Hilton Head Island is well known for its sandy beaches, good food, and great weather, but it is also home to a wide variety of historical treasures! From Native American shell rings to Civil War ruins, read on why you should visit to see the best Hilton Head historical sites.
Top 5 Historic Sites in Hilton Head
Coastal Discovery Museum
A one-of-kind museum where you can learn the fascinating history of the South Carolina Lowcountry. You can explore historic buildings on site, a heritage garden, ancient oak trees, and more.
The Stoney-Baynard Plantation Ruins
Built by Revolutionary War hero Captain Jack Stoney in the early 1790s, the Stoney-Banyard house was an antebellum plantation house that played an important role during the Civil War. The estate was seized by Union troops in 1861 to be used as a local Union headquarters before eventually being burned during the Civil War.

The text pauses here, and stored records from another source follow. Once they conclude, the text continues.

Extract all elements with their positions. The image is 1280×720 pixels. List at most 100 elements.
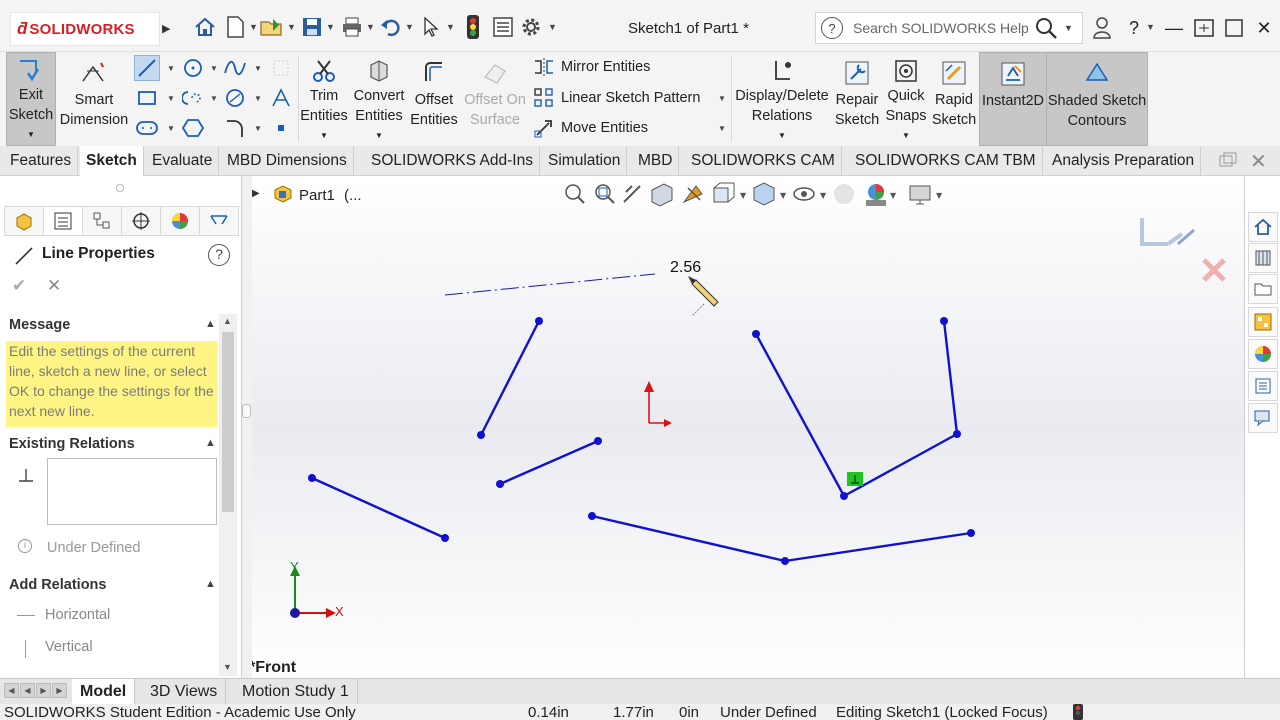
solidworks-resources-home-icon[interactable] (1248, 212, 1278, 242)
design-library-icon[interactable] (1248, 243, 1278, 273)
cam-tab-icon[interactable] (199, 206, 239, 236)
feature-manager-tab-icon[interactable] (4, 206, 44, 236)
tab-analysis-preparation[interactable]: Analysis Preparation (1046, 146, 1202, 176)
new-document-icon[interactable] (222, 14, 248, 40)
tab-evaluate[interactable]: Evaluate (146, 146, 220, 176)
sketch-line[interactable] (942, 320, 959, 435)
slot-straight-tool-icon[interactable] (134, 115, 160, 141)
point-tool-icon[interactable] (268, 115, 294, 141)
quick-snaps-dropdown-icon[interactable]: ▼ (902, 126, 910, 146)
scroll-up-icon[interactable]: ▲ (223, 316, 232, 326)
mirror-entities-button[interactable]: Mirror Entities (533, 54, 650, 80)
tab-solidworks-add-ins[interactable]: SOLIDWORKS Add-Ins (365, 146, 540, 176)
menu-expand-icon[interactable]: ▶ (162, 22, 170, 35)
polygon-tool-icon[interactable] (180, 115, 206, 141)
sketch-line[interactable] (499, 439, 599, 486)
smart-dimension-button[interactable]: Smart Dimension (60, 52, 128, 146)
arc-tool-icon[interactable] (222, 85, 248, 111)
help-icon[interactable]: ? (1120, 14, 1148, 42)
circle-tool-icon[interactable] (180, 55, 206, 81)
arc-dropdown-icon[interactable]: ▼ (254, 94, 262, 103)
close-window-icon[interactable]: ✕ (1250, 14, 1278, 42)
rectangle-dropdown-icon[interactable]: ▼ (167, 94, 175, 103)
file-properties-icon[interactable] (490, 14, 516, 40)
search-dropdown-icon[interactable]: ▼ (1064, 23, 1073, 33)
circle-dropdown-icon[interactable]: ▼ (210, 64, 218, 73)
tab-mbd[interactable]: MBD (632, 146, 680, 176)
user-account-icon[interactable] (1088, 14, 1116, 42)
sketch-line[interactable] (843, 432, 958, 498)
convert-entities-button[interactable]: Convert Entities ▼ (350, 52, 408, 146)
move-entities-button[interactable]: Move Entities (533, 115, 648, 141)
shaded-sketch-contours-button[interactable]: Shaded Sketch Contours (1046, 52, 1148, 146)
options-gear-icon[interactable] (518, 14, 544, 40)
slot-tool-icon[interactable] (180, 85, 206, 111)
instant2d-button[interactable]: Instant2D (979, 52, 1047, 146)
fillet-dropdown-icon[interactable]: ▼ (254, 124, 262, 133)
select-cursor-icon[interactable] (418, 14, 444, 40)
tab-model[interactable]: Model (72, 679, 136, 705)
minimize-icon[interactable]: — (1160, 14, 1188, 42)
line-dropdown-icon[interactable]: ▼ (167, 64, 175, 73)
previous-tab-icon[interactable]: ◀ (20, 683, 35, 698)
linear-sketch-pattern-button[interactable]: Linear Sketch Pattern (533, 85, 700, 111)
slot-straight-dropdown-icon[interactable]: ▼ (167, 124, 175, 133)
exit-sketch-button[interactable]: Exit Sketch ▼ (6, 52, 56, 146)
tab-solidworks-cam[interactable]: SOLIDWORKS CAM (685, 146, 842, 176)
configuration-manager-tab-icon[interactable] (82, 206, 122, 236)
rebuild-status-icon[interactable] (1073, 704, 1083, 720)
save-icon[interactable] (299, 14, 325, 40)
tab-mbd-dimensions[interactable]: MBD Dimensions (221, 146, 354, 176)
print-icon[interactable] (339, 14, 365, 40)
open-dropdown-icon[interactable]: ▼ (287, 22, 296, 32)
select-dropdown-icon[interactable]: ▼ (446, 22, 455, 32)
message-section-header[interactable]: Message (9, 317, 70, 333)
existing-relations-list[interactable] (47, 458, 217, 525)
message-collapse-icon[interactable]: ▲ (205, 318, 216, 330)
fillet-tool-icon[interactable] (222, 115, 248, 141)
sketch-point[interactable] (594, 437, 602, 445)
sketch-point[interactable] (477, 431, 485, 439)
pattern-dropdown-icon[interactable]: ▼ (718, 94, 726, 103)
view-palette-icon[interactable] (1248, 307, 1278, 337)
sketch-point[interactable] (940, 317, 948, 325)
sketch-point[interactable] (840, 492, 848, 500)
undo-dropdown-icon[interactable]: ▼ (405, 22, 414, 32)
exit-sketch-dropdown-icon[interactable]: ▼ (27, 125, 35, 145)
sketch-point[interactable] (752, 330, 760, 338)
property-manager-scrollbar[interactable]: ▲ ▼ (219, 314, 237, 676)
sketch-canvas[interactable] (252, 176, 1244, 678)
trim-dropdown-icon[interactable]: ▼ (320, 126, 328, 146)
add-relations-collapse-icon[interactable]: ▲ (205, 578, 216, 590)
relations-dropdown-icon[interactable]: ▼ (778, 126, 786, 146)
open-folder-icon[interactable] (259, 14, 285, 40)
forum-icon[interactable] (1248, 403, 1278, 433)
tab-3d-views[interactable]: 3D Views (142, 679, 227, 705)
relation-horizontal[interactable]: Horizontal (45, 607, 110, 623)
scroll-down-icon[interactable]: ▼ (223, 662, 232, 672)
sketch-point[interactable] (496, 480, 504, 488)
sketch-point[interactable] (535, 317, 543, 325)
last-tab-icon[interactable]: ▶ (52, 683, 67, 698)
maximize-icon[interactable] (1220, 14, 1248, 42)
tab-close-icon[interactable]: ✕ (1250, 149, 1267, 174)
next-tab-icon[interactable]: ▶ (36, 683, 51, 698)
quick-snaps-button[interactable]: Quick Snaps ▼ (882, 52, 930, 146)
save-dropdown-icon[interactable]: ▼ (326, 22, 335, 32)
display-manager-tab-icon[interactable] (160, 206, 200, 236)
sketch-line[interactable] (479, 320, 541, 436)
offset-entities-button[interactable]: Offset Entities (410, 52, 458, 146)
property-manager-tab-icon[interactable] (43, 206, 83, 236)
line-tool-icon[interactable] (134, 55, 160, 81)
sketch-point[interactable] (967, 529, 975, 537)
home-icon[interactable] (192, 14, 218, 40)
rectangle-tool-icon[interactable] (134, 85, 160, 111)
appearances-scenes-icon[interactable] (1248, 339, 1278, 369)
ok-check-icon[interactable]: ✔ (12, 276, 26, 296)
tab-features[interactable]: Features (4, 146, 79, 176)
dimension-value[interactable]: 2.56 (670, 259, 701, 277)
sketch-line[interactable] (311, 476, 446, 540)
add-relations-header[interactable]: Add Relations (9, 577, 106, 593)
rebuild-traffic-light-icon[interactable] (460, 14, 486, 40)
trim-entities-button[interactable]: Trim Entities ▼ (300, 52, 348, 146)
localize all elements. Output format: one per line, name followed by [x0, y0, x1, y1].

The Plantation now serves as a place for spooky ghost tours and as a historical site due to the well preserved archaeological remains.
Mitchelville Freedom Park
In 1862, Mitchelville was the first self-governed town of freed slaves in America. Now home to walking trails, annual holiday lights, and other events, the historical Gullah community played an important part in the Reconstruction era of Hilton Head.
"This experiment is to give you freedom, position, homes, your families, property, your own soil. It seems to me a better day is coming... a better day is dawning"
- Union General Ormsby Mitchel (1862)
Local Tip: For those who wish to dive even deeper into history, historic downtown Savannah, GA, is only one hour away from Hilton Head Island, making it ideal for a day trip.
Sea Pines Shell Rings
Found on the Sea Pines Forest Preserve, the Sea Pines Shell Rings are the oldest known human artifacts on Hilton Head Island. Dating back 3,000 to 5,000 years, the Shell Ring measures 150 feet across and is linked to similar constructs along the southeast Atlantic coast.
Fort Mitchell and Howell
During the Civil War, the Union army needed fortifications to establish Union holdings in the Southeast. The army built a string of semi-permanent earthwork forts to guard key areas and further the war effort. While they never saw action, they fulfilled their roles for the duration of the Civil War. Both Fort Mitchell and Howell are well-preserved examples of these Civil War-era fortifications that are must-stops for fans of the time period.